If you fire up your favorite iOS gadget and take a trip over to Apple’s App Store, you’ll find that the digital distribution service offers not one, but two separate version of 343 Industries’ blockbuster hit Halo 4. Both games feature official artwork, seemingly legitimate splash screens and even trademark notifications from the developer, yet neither of the $5 games is anything remotely resembling Microsoft’s latest entry in the fan-favorite Halo franchise.
Instead, those who opt to purchase either of these faux Halo 4 titles will be left to enjoy either an objectively terrible racing game or a bare bones Chess game that only escapes our “objectively terrible” descriptor by virtue of Chess’ relatively simple, universally familiar gameplay. That said, as Kotaku points out, the Chess game is titled “Chess 4 ” (despite the lack of a Chess 1, Chess 2 or the inevitable Chess 3) in what appears to be a further attempt to link the otherwise unrelated game to Microsoft’s title.
Such linguistic trickery appears to be the sole strength of these games. Both are described using 343 Industries’ official text for Halo 4. “Halo 4 for iPhone/iPad is the fourth installment in the Halo series where Master Chief returns to battle an ancient evil bent on vengeance and annihilation,” the games’ descriptions claim before serving up a list of bullet points likewise swiped from the same PR blasts that gamers and game critics alike have been offered for the Xbox 360 incarnation of Halo 4. As you’d expect, these fraudulent iOS games don’t include wide-ranging online multiplayer game modes, nor an army of vicious alien invaders waiting for a stoic hero to fill them with lead (or whatever day-glo pink element the Needler fires).
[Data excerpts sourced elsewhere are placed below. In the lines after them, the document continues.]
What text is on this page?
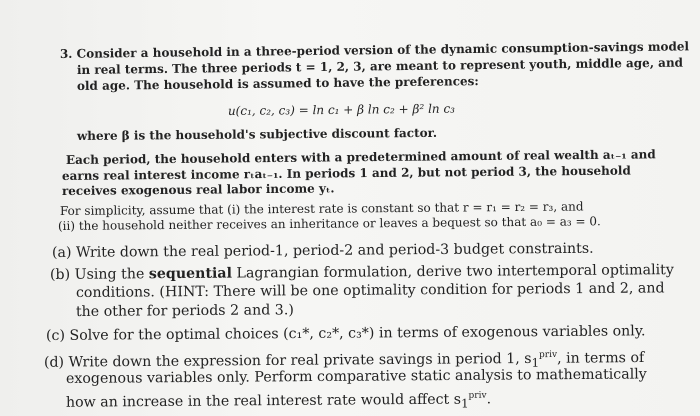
3. Consider a household in a three-period version of the dynamic consumption-savings model
in real terms. The three periods t = 1, 2, 3, are meant to represent youth, middle age, and
old age. The household is assumed to have the preferences:
u(c₁, c₂, c₃) = ln c₁ + β ln c₂ + β² ln c₃
where β is the household's subjective discount factor.
Each period, the household enters with a predetermined amount of real wealth aₜ₋₁ and
earns real interest income rₜaₜ₋₁. In periods 1 and 2, but not period 3, the household
receives exogenous real labor income yₜ.
For simplicity, assume that (i) the interest rate is constant so that r = r₁ = r₂ = r₃, and
(ii) the household neither receives an inheritance or leaves a bequest so that a₀ = a₃ = 0.
(a) Write down the real period-1, period-2 and period-3 budget constraints.
(b) Using the sequential Lagrangian formulation, derive two intertemporal optimality
conditions. (HINT: There will be one optimality condition for periods 1 and 2, and
the other for periods 2 and 3.)
(c) Solve for the optimal choices (c₁*, c₂*, c₃*) in terms of exogenous variables only.
(d) Write down the expression for real private savings in period 1, $s_1^{priv}$, in terms of
exogenous variables only. Perform comparative static analysis to mathematically
how an increase in the real interest rate would affect $s_1^{priv}$.
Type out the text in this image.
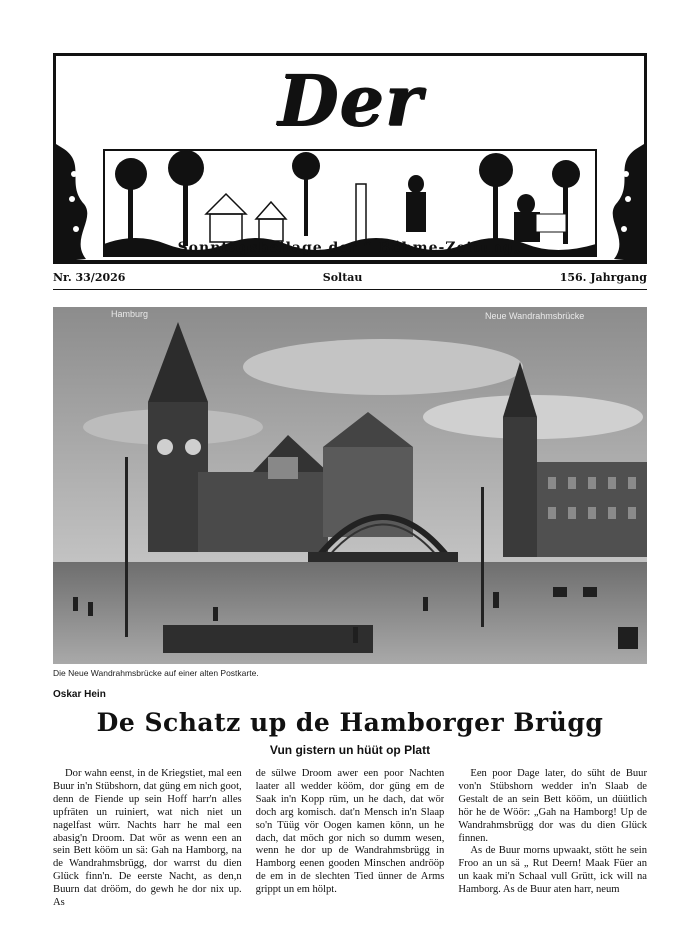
Der
Sonntagsbeilage der “ Böhme-Zeitung„
Nr. 33/2026	Soltau	156. Jahrgang
Hamburg	Neue Wandrahmsbrücke
Die Neue Wandrahmsbrücke auf einer alten Postkarte.
Oskar Hein
De Schatz up de Hamborger Brügg
Vun gistern un hüüt op Platt

Dor wahn eenst, in de Kriegstiet, mal een Buur in'n Stübshorn, dat güng em nich goot, denn de Fiende up sein Hoff harr'n alles upfräten un ruiniert, wat nich niet un nagelfast würr. Nachts harr he mal een abasig'n Droom. Dat wör as wenn een an sein Bett kööm un sä: Gah na Hamborg, na de Wandrahmsbrügg, dor warrst du dien Glück finn'n. De eerste Nacht, as den,n Buurn dat drööm, do gewh he dor nix up. As

de sülwe Droom awer een poor Nachten laater all wedder kööm, dor güng em de Saak in'n Kopp rüm, un he dach, dat wör doch arg komisch. dat'n Mensch in'n Slaap so'n Tüüg vör Oogen kamen könn, un he dach, dat möch gor nich so dumm wesen, wenn he dor up de Wandrahmsbrügg in Hamborg eenen gooden Minschen andrööp de em in de slechten Tied ünner de Arms grippt un em hölpt.

Een poor Dage later, do süht de Buur von'n Stübshorn wedder in'n Slaab de Gestalt de an sein Bett kööm, un düütlich hör he de Wöör: „Gah na Hamborg! Up de Wandrahmsbrügg dor was du dien Glück finnen.

As de Buur morns upwaakt, stött he sein Froo an un sä „ Rut Deern! Maak Füer an un kaak mi'n Schaal vull Grütt, ick will na Hamborg. As de Buur aten harr, neum
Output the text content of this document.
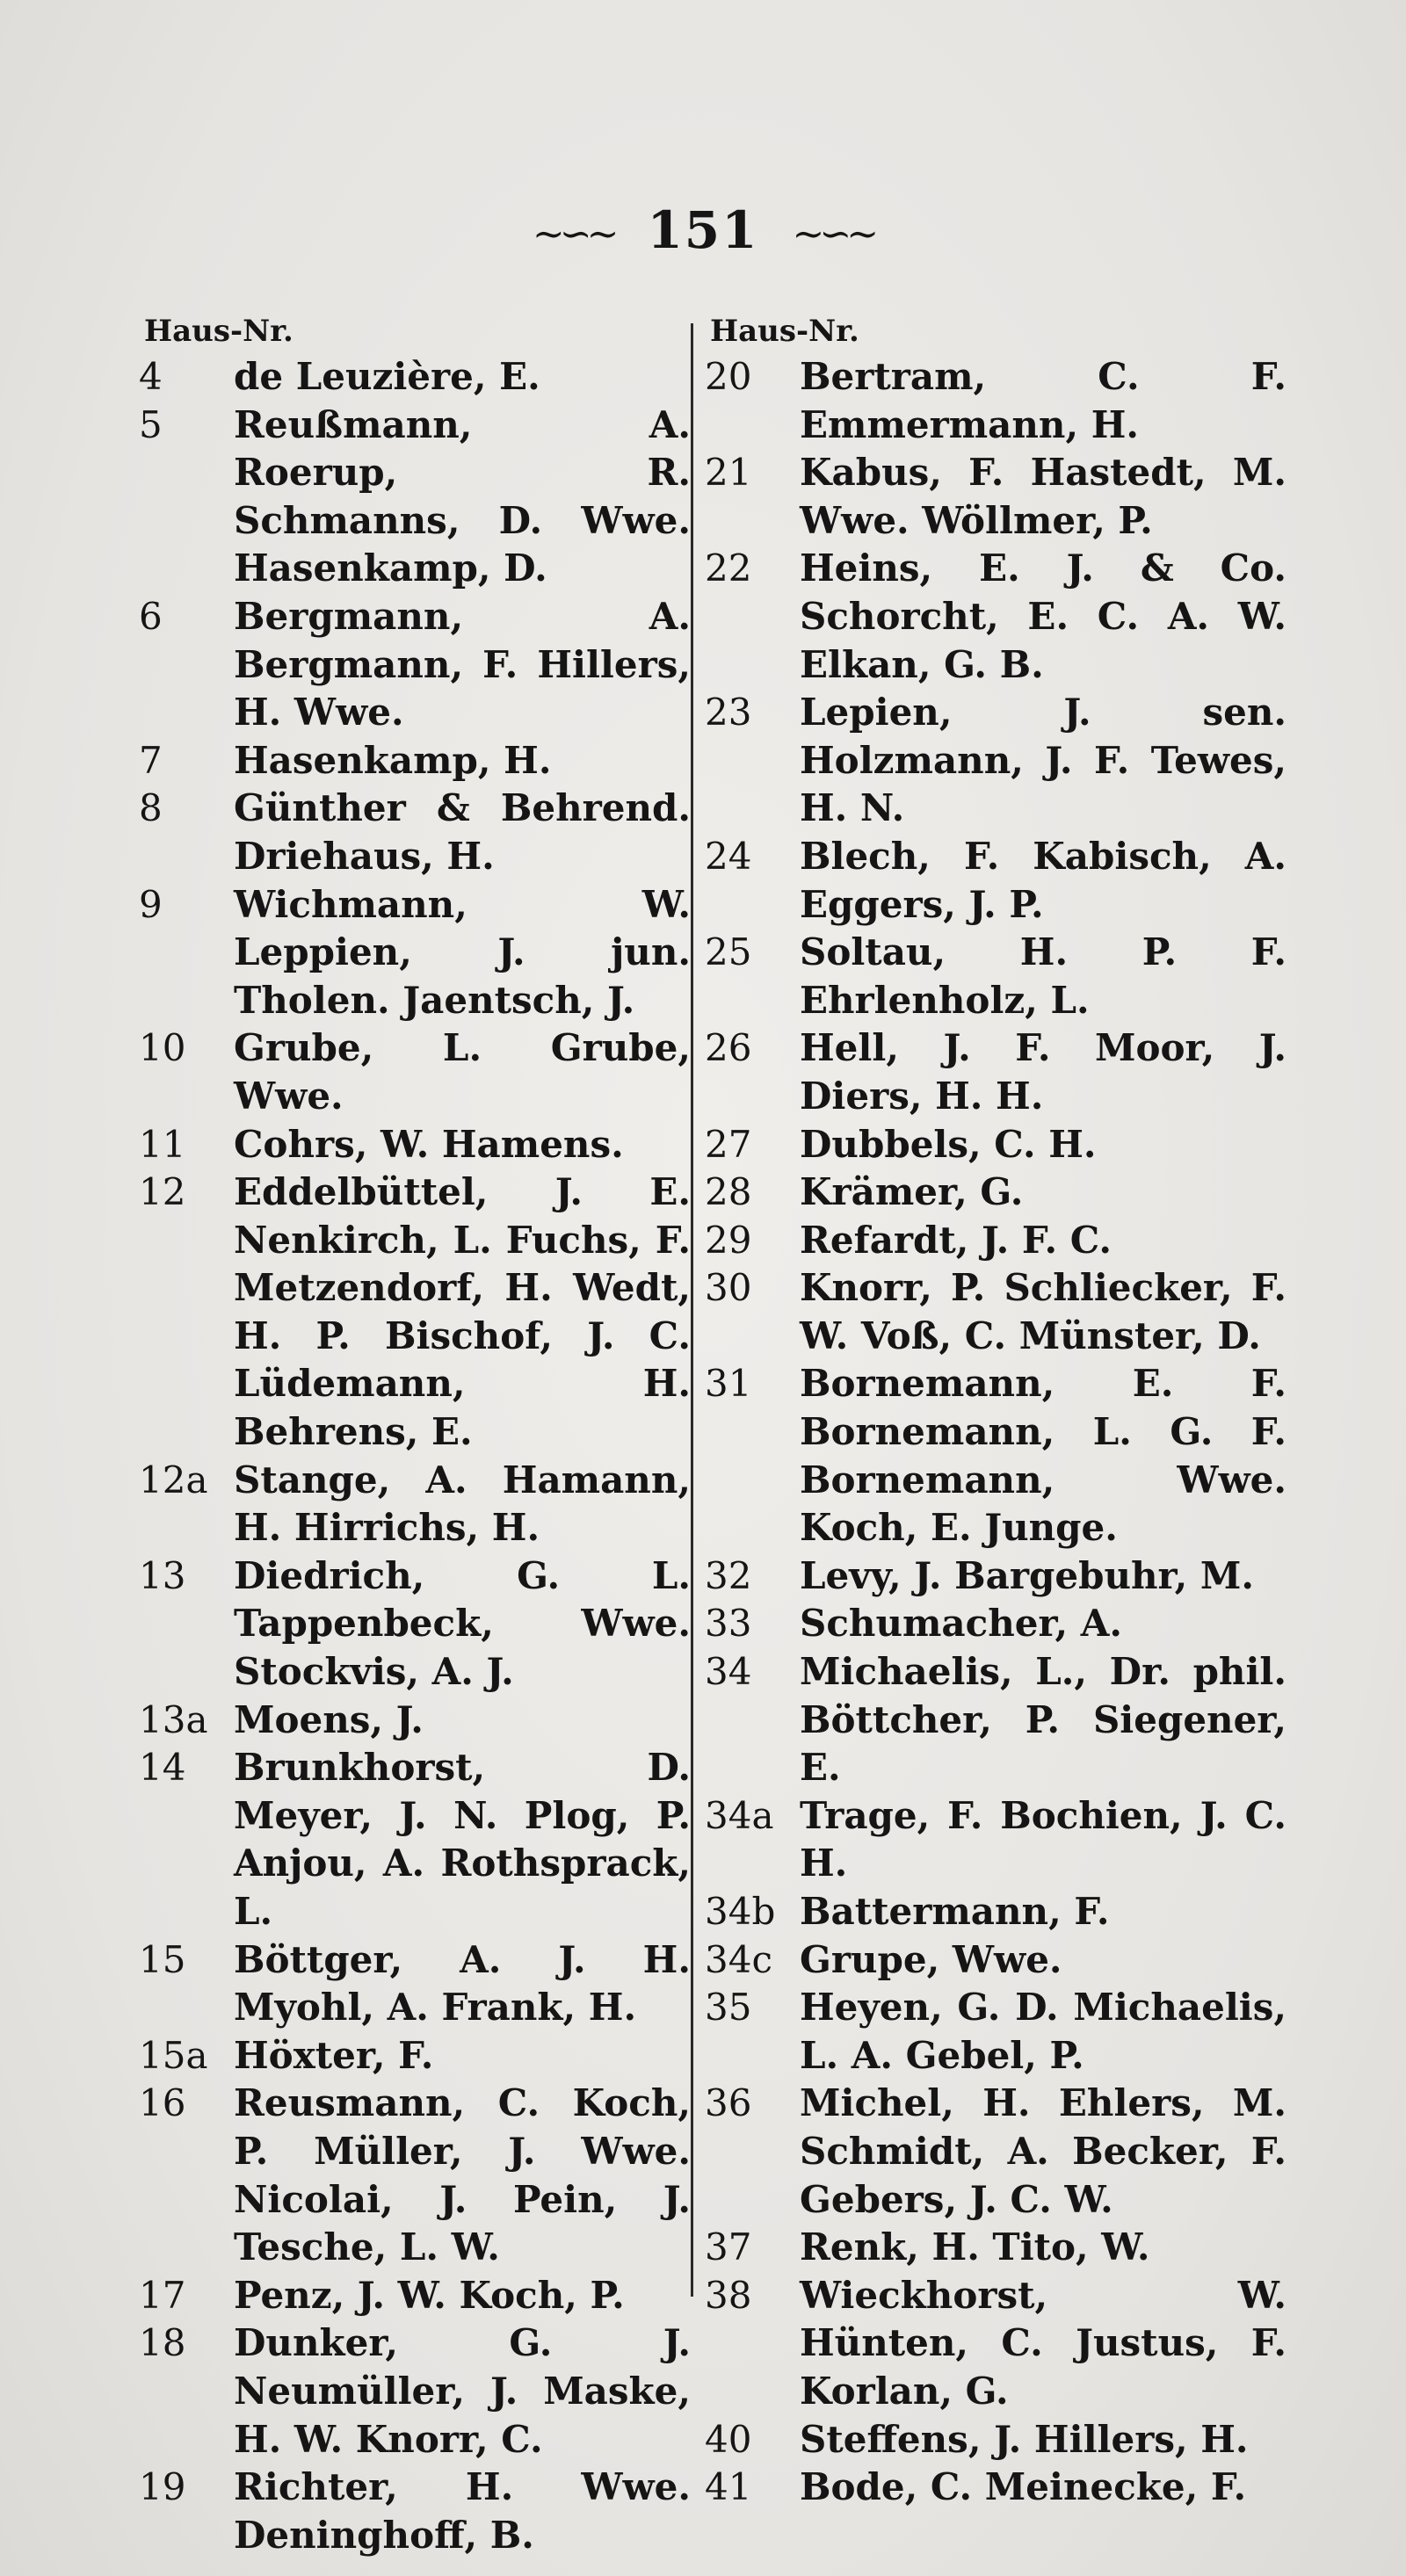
~∽~ 151 ~∽~
Haus-Nr.
4	de Leuzière, E.
5	Reußmann, A. Roerup, R. Schmanns, D. Wwe. Hasenkamp, D.
6	Bergmann, A. Bergmann, F. Hillers, H. Wwe.
7	Hasenkamp, H.
8	Günther & Behrend. Driehaus, H.
9	Wichmann, W. Leppien, J. jun. Tholen. Jaentsch, J.
10	Grube, L. Grube, Wwe.
11	Cohrs, W. Hamens.
12	Eddelbüttel, J. E. Nenkirch, L. Fuchs, F. Metzendorf, H. Wedt, H. P. Bischof, J. C. Lüdemann, H. Behrens, E.
12a Stange, A. Hamann, H. Hirrichs, H.
13	Diedrich, G. L. Tappenbeck, Wwe. Stockvis, A. J.
13a Moens, J.
14	Brunkhorst, D. Meyer, J. N. Plog, P. Anjou, A. Rothsprack, L.
15	Böttger, A. J. H. Myohl, A. Frank, H.
15a Höxter, F.
16	Reusmann, C. Koch, P. Müller, J. Wwe. Nicolai, J. Pein, J. Tesche, L. W.
17	Penz, J. W. Koch, P.
18	Dunker, G. J. Neumüller, J. Maske, H. W. Knorr, C.
19	Richter, H. Wwe. Deninghoff, B.
Haus-Nr.
20	Bertram, C. F. Emmermann, H.
21	Kabus, F. Hastedt, M. Wwe. Wöllmer, P.
22	Heins, E. J. & Co. Schorcht, E. C. A. W. Elkan, G. B.
23	Lepien, J. sen. Holzmann, J. F. Tewes, H. N.
24	Blech, F. Kabisch, A. Eggers, J. P.
25	Soltau, H. P. F. Ehrlenholz, L.
26	Hell, J. F. Moor, J. Diers, H. H.
27	Dubbels, C. H.
28	Krämer, G.
29	Refardt, J. F. C.
30	Knorr, P. Schliecker, F. W. Voß, C. Münster, D.
31	Bornemann, E. F. Bornemann, L. G. F. Bornemann, Wwe. Koch, E. Junge.
32	Levy, J. Bargebuhr, M.
33	Schumacher, A.
34	Michaelis, L., Dr. phil. Böttcher, P. Siegener, E.
34a Trage, F. Bochien, J. C. H.
34b Battermann, F.
34c Grupe, Wwe.
35	Heyen, G. D. Michaelis, L. A. Gebel, P.
36	Michel, H. Ehlers, M. Schmidt, A. Becker, F. Gebers, J. C. W.
37	Renk, H. Tito, W.
38	Wieckhorst, W. Hünten, C. Justus, F. Korlan, G.
40	Steffens, J. Hillers, H.
41	Bode, C. Meinecke, F.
So why do they exist? Kotaku believes that the problem lies in the relatively small team Apple has put in charge of policing the legitimacy of App Store programs. That said, it seems strange that Microsoft would have made no attempt so far to squash these imposters. Even if Apple is going to be slow on the draw in its attempts to suss out faux games like these, we have to imagine that Microsoft’s lawyers would be very keen to take every possible action within their not insignificant power to have these imposters removed. In that light we have to assume that Microsoft has simply not yet noticed their existence. Hopefully this article can clue in someone at Redmond that they’ve got a cease and desist order to send out tout de suite.